The lines of constant time for the ship show they arrive at the destination after the message is received, but from their point of view on arrival the message hadn't been sent yet.

They show that you could, from the destination end send out a light speed message to say they got the FTL message. The Relativistic observer receives it before they arrive, but that is still after the initial event happens... causality preserved? Yes, the initial light hasn't reached yet, but that's exactly the same situation without the relativistic observer. We already lost simultaneity due to the distances involved (if the two static frames of reference were just good at co-coordinating (i.e. not relying on FTL messages) sending out a signal, it would looks like the destination sent theirs out early.)

How is this different to the case without the relativistic, third-point of view?

Two observers at rest relative to one another (as Proxima Centauri and the Earth are assumed to be for the purposes of the blog post you referenced) certainly can keep their clocks synchronized. For example, if they are 4 light years apart and Earth sends a radio message that says "it is now noon on January 1, 2100" then when the receiver gets the message they can set their clock to "noon January 1, 2104" and be confident that it will agree with the Earth clock up to the error accumulated over 4 years (which for a modern atomic clock would be less than a microsecond).

So observers at rest relative to each other can agree on simultaneity. But observers in relative motion cannot do so, at least not in a way that's also consistent with keeping in sync with other observers "at rest" relative to each of the two. This is the relativity of simultaneity.

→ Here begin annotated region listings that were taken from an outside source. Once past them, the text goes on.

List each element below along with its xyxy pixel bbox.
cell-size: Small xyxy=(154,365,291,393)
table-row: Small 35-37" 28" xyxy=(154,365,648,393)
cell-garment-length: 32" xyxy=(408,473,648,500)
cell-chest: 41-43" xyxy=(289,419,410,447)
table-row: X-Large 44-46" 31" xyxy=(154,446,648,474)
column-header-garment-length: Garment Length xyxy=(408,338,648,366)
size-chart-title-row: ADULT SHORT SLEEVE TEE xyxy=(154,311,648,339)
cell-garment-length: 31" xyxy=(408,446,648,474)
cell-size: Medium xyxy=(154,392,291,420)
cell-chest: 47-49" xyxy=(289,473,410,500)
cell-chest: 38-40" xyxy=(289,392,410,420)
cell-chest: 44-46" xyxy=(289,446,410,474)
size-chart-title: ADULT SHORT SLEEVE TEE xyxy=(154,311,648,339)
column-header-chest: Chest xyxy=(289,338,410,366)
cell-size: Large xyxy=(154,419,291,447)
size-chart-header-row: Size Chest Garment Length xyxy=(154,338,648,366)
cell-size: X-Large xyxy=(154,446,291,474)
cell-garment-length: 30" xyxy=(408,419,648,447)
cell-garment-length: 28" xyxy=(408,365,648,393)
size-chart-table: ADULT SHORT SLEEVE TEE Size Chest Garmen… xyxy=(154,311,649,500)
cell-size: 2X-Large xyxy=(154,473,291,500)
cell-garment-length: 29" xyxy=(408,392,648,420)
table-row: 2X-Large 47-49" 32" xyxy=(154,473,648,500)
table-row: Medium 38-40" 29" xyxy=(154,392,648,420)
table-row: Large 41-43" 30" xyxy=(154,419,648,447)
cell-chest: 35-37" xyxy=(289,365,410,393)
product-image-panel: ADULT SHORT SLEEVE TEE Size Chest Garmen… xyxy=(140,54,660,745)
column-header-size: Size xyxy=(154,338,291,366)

Since relativistically moving observers have different definitions of simultaneity, they disagree on the times assigned to events that are separated in space. The difference in times depends on the spatial distance. If the events are "close together" then at least they can agree about which came first, even though they might disagree on how much time elapsed between them. But for very distant events (so far apart that light could not have travelled between them) then even the ordering of the events could be in dispute.